Charlene Barshefsky, US trade representative, had convened an
immediate special review of Wellington's decision, said Josiah Beeman,
US ambassador to New Zealand. Mr Beeman this week publicly condemned
New Zealand's action and warned "severe consequences" of the move that
would go "far beyond the New Zealand market".

New Zealand's decision is particularly sensitive for US car,
pharmaceutical and CD manufacturers, which claim large market shares
through exclusive marketing deals in the country.

However, Mr Beeman said the issue was not a bilateral matter. "Rather,
it is a precedent-setting action by an OECD nation that could have an
adverse impact on overall world trade," he said.

In a sharp response to US protests, Jenny Shipley, New Zealand prime
minister, warned the US to stop interfering in New Zealand affairs:
"We will not be told how to run our country."

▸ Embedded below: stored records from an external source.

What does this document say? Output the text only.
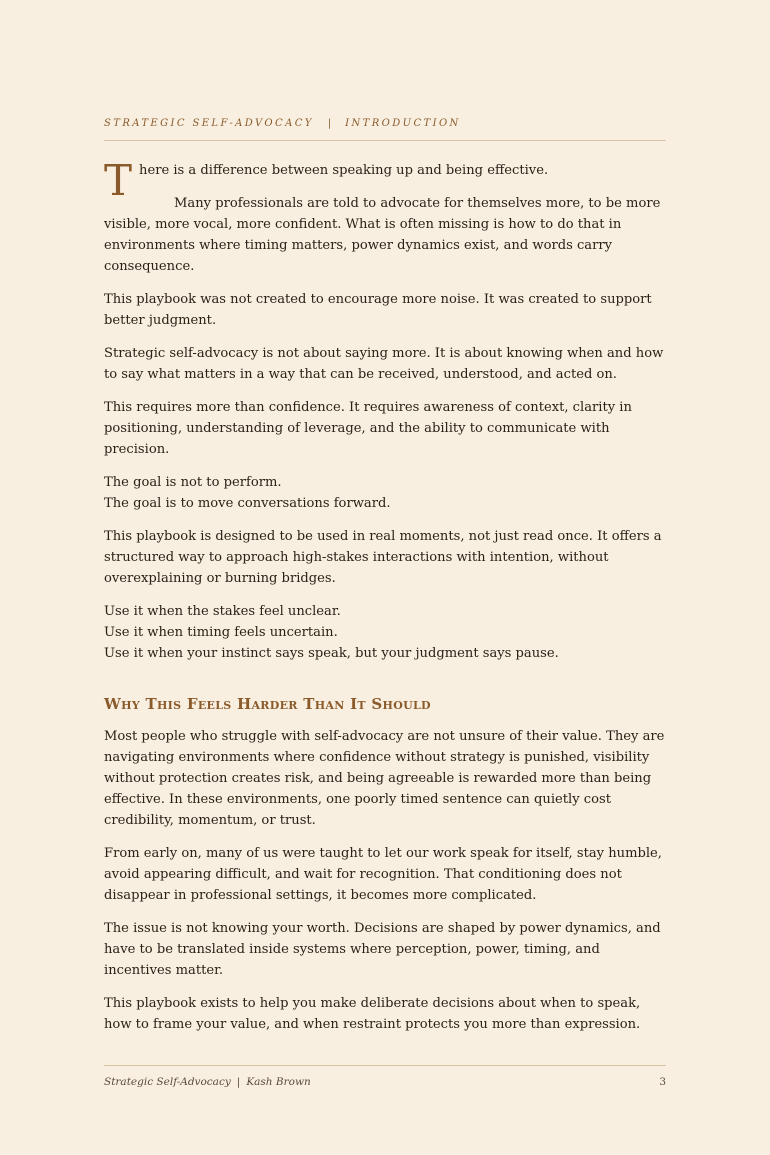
STRATEGIC SELF-ADVOCACY | INTRODUCTION

There is a difference between speaking up and being effective.

Many professionals are told to advocate for themselves more, to be more visible, more vocal, more confident. What is often missing is how to do that in environments where timing matters, power dynamics exist, and words carry consequence.

This playbook was not created to encourage more noise. It was created to support better judgment.

Strategic self-advocacy is not about saying more. It is about knowing when and how to say what matters in a way that can be received, understood, and acted on.

This requires more than confidence. It requires awareness of context, clarity in positioning, understanding of leverage, and the ability to communicate with precision.

The goal is not to perform.
The goal is to move conversations forward.

This playbook is designed to be used in real moments, not just read once. It offers a structured way to approach high-stakes interactions with intention, without overexplaining or burning bridges.

Use it when the stakes feel unclear.
Use it when timing feels uncertain.
Use it when your instinct says speak, but your judgment says pause.

Why This Feels Harder Than It Should

Most people who struggle with self-advocacy are not unsure of their value. They are navigating environments where confidence without strategy is punished, visibility without protection creates risk, and being agreeable is rewarded more than being effective. In these environments, one poorly timed sentence can quietly cost credibility, momentum, or trust.

From early on, many of us were taught to let our work speak for itself, stay humble, avoid appearing difficult, and wait for recognition. That conditioning does not disappear in professional settings, it becomes more complicated.

The issue is not knowing your worth. Decisions are shaped by power dynamics, and have to be translated inside systems where perception, power, timing, and incentives matter.

This playbook exists to help you make deliberate decisions about when to speak, how to frame your value, and when restraint protects you more than expression.

Strategic Self-Advocacy | Kash Brown	3
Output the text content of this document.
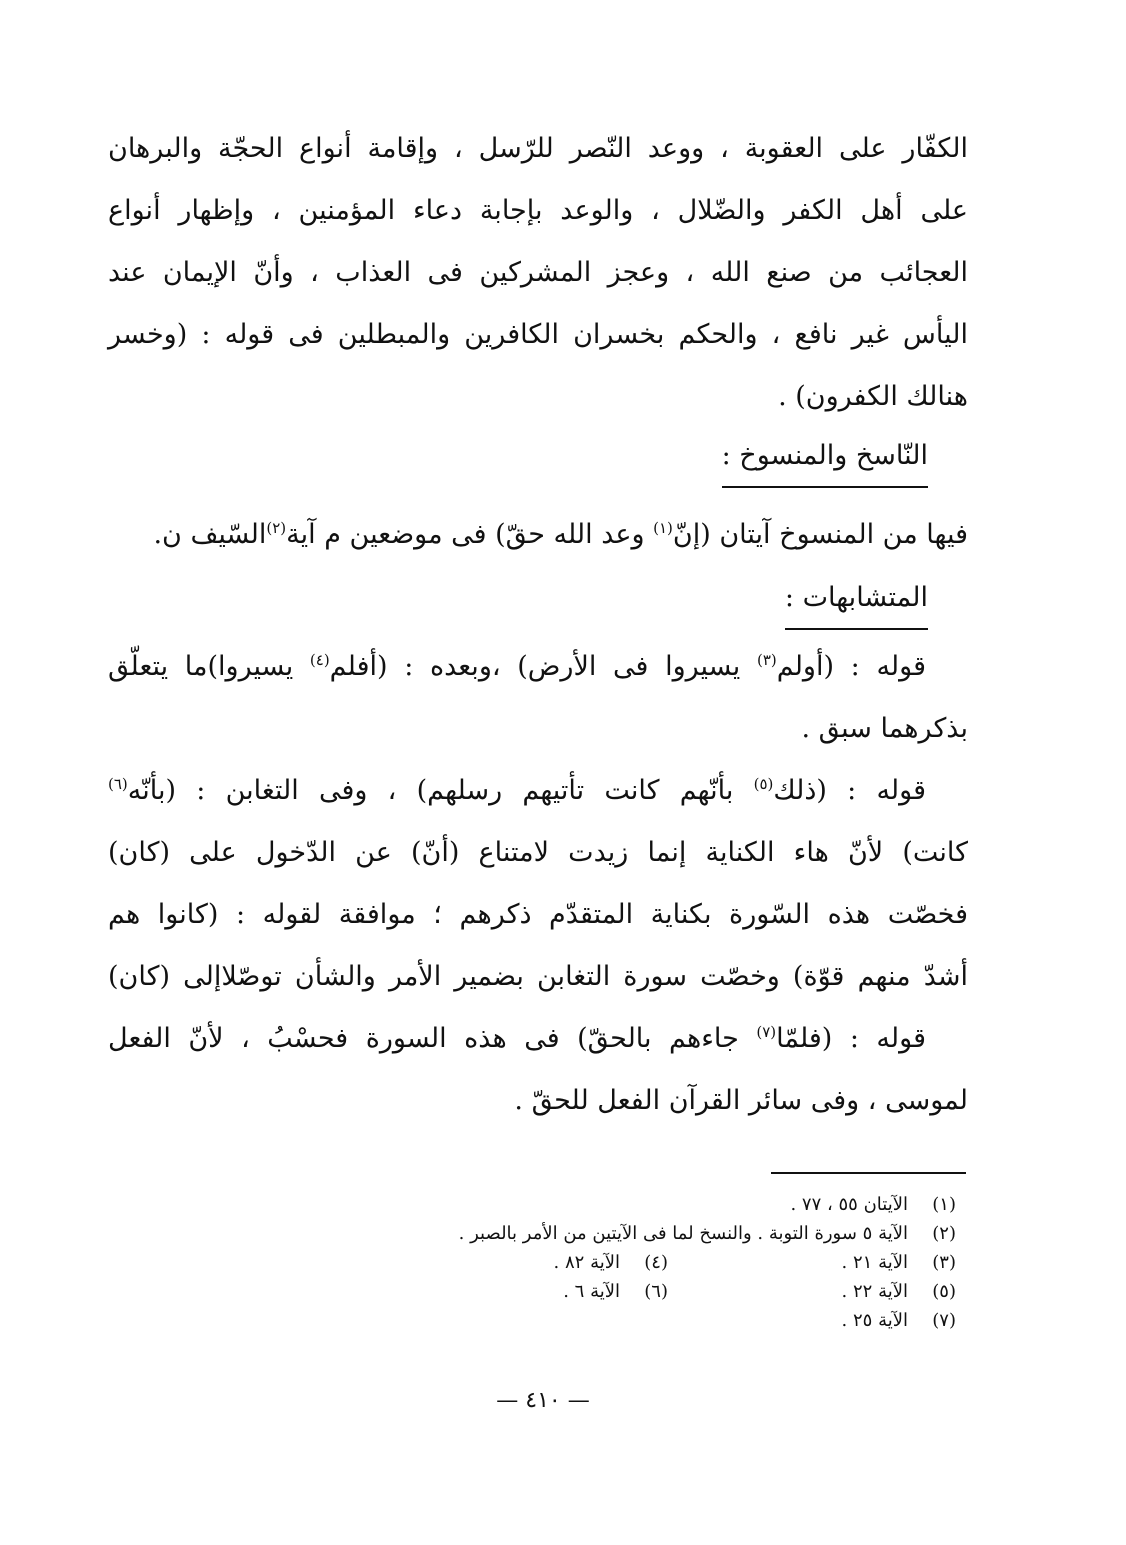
الكفّار على العقوبة ، ووعد النّصر للرّسل ، وإقامة أنواع الحجّة والبرهان
على أهل الكفر والضّلال ، والوعد بإجابة دعاء المؤمنين ، وإظهار أنواع
العجائب من صنع الله ، وعجز المشركين فى العذاب ، وأنّ الإيمان عند
اليأس غير نافع ، والحكم بخسران الكافرين والمبطلين فى قوله : (وخسر
هنالك الكفرون) .
النّاسخ والمنسوخ :
فيها من المنسوخ آيتان (إنّ$^{(١)}$ وعد الله حقّ) فى موضعين م آية$^{(٢)}$السّيف ن.
المتشابهات :
قوله : (أولم$^{(٣)}$ يسيروا فى الأرض) ،وبعده : (أفلم$^{(٤)}$ يسيروا)ما يتعلّق
بذكرهما سبق .
قوله : (ذلك$^{(٥)}$ بأنّهم كانت تأتيهم رسلهم) ، وفى التغابن : (بأنّه$^{(٦)}$
كانت) لأنّ هاء الكناية إنما زيدت لامتناع (أنّ) عن الدّخول على (كان)
فخصّت هذه السّورة بكناية المتقدّم ذكرهم ؛ موافقة لقوله : (كانوا هم
أشدّ منهم قوّة) وخصّت سورة التغابن بضمير الأمر والشأن توصّلاإلى (كان)
قوله : (فلمّا$^{(٧)}$ جاءهم بالحقّ) فى هذه السورة فحسْبُ ، لأنّ الفعل
لموسى ، وفى سائر القرآن الفعل للحقّ .
(١)الآيتان ٥٥ ، ٧٧ .
(٢)الآية ٥ سورة التوبة . والنسخ لما فى الآيتين من الأمر بالصبر .
(٣)الآية ٢١ .(٤)الآية ٨٢ .
(٥)الآية ٢٢ .(٦)الآية ٦ .
(٧)الآية ٢٥ .
— ٤١٠ —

Some domestic business groups have warned the move could trigger a
flood of cheap imports and undermine investment and intellectual
property rights in the country. But the government insisted that
removing the ban would benefit consumers through lower prices and
wider availability of goods, which are currently limited through
exclusive franchise networks. At the same time, the government would
increase protection of copyright holders rights through stiffer
penalties for imports of pirated goods, said John Luxton, commerce
minister.

Consumer groups, importers and retailers welcomed the move and the
Manufacturer's Federation said the "advantages would outweigh the
drawbacks" as manufacturers would be able to buy cheaper machinery and
equipment.

The Australian government, which has been fighting a similar battle in
parliament to remove parallel import restrictions on CDs, hailed New
Zealands decision. "The NZ decision was taken in support of a more
open and competitive economy and in the interests of consumers and
local businesses," Daryl Williams, Australian attorney-general, and
Richard Alston, communications minister, said in a joint statement.

The Australian governments proposed legislation has been blocked in
parliament's upper house by opposition parties. The deadlock revolves
around claims by the recording industry and artists that the removal
of restrictions would flood Australia with counterfeit CDs.  

The Australian government said New Zealand's move showed such claims
were spurious, and provided "a ringing endorsement" of the
government's determination to ensure "all Australians benefit from
cheaper CDs."

Political analysts said the parallel importing decision was motivated
by a push to deregulate the motor vehicle industry, and was hastily
introduced to accompany a decision to abolish vehicle tariffs of 22.5
per cent.

A five-year scheme to phase out vehicle tariffs, which initially stood
at 35 per cent, was introduced by the coalition when it gained power
two years ago. At the same time, the government facilitated
tariff-exempt imports of used cars, which grew rapidly last year to
make NZ the world's largest market for Japanese used-vehicle exports.
Also in 1997, the government decided to accelerate the schedule for
phasing out new vehicle tariffs to 2000.

But New Zealands vehicle importers and assemblers, including Toyota,
Nissan and Chrysler, were still able to use provisions of the countrys
copyright legislation to block imports of nearly-new cars. The end of
parallel-import restrictions has ended that right. Motor industry
executives warned this week the move would undermine confidence among
foreign investors. "By legislating the substance out of import
restrictions, the government has opened the market to every man and
his dog to dump anything they want in New Zealand," said David
Cumming, Chrysler Jeeps New Zealand general manager. "In a wider
context, the decision will lead people to question their investments
in the country if people can sell anything they like off the back of a
truck."

New Zealand-based car makers and importers have launched a campaign to
protest against the government's decision, claiming the legislation
would undermine intellectual property rights and remove manufacturers
rights to control the image of their brands in the marketplace.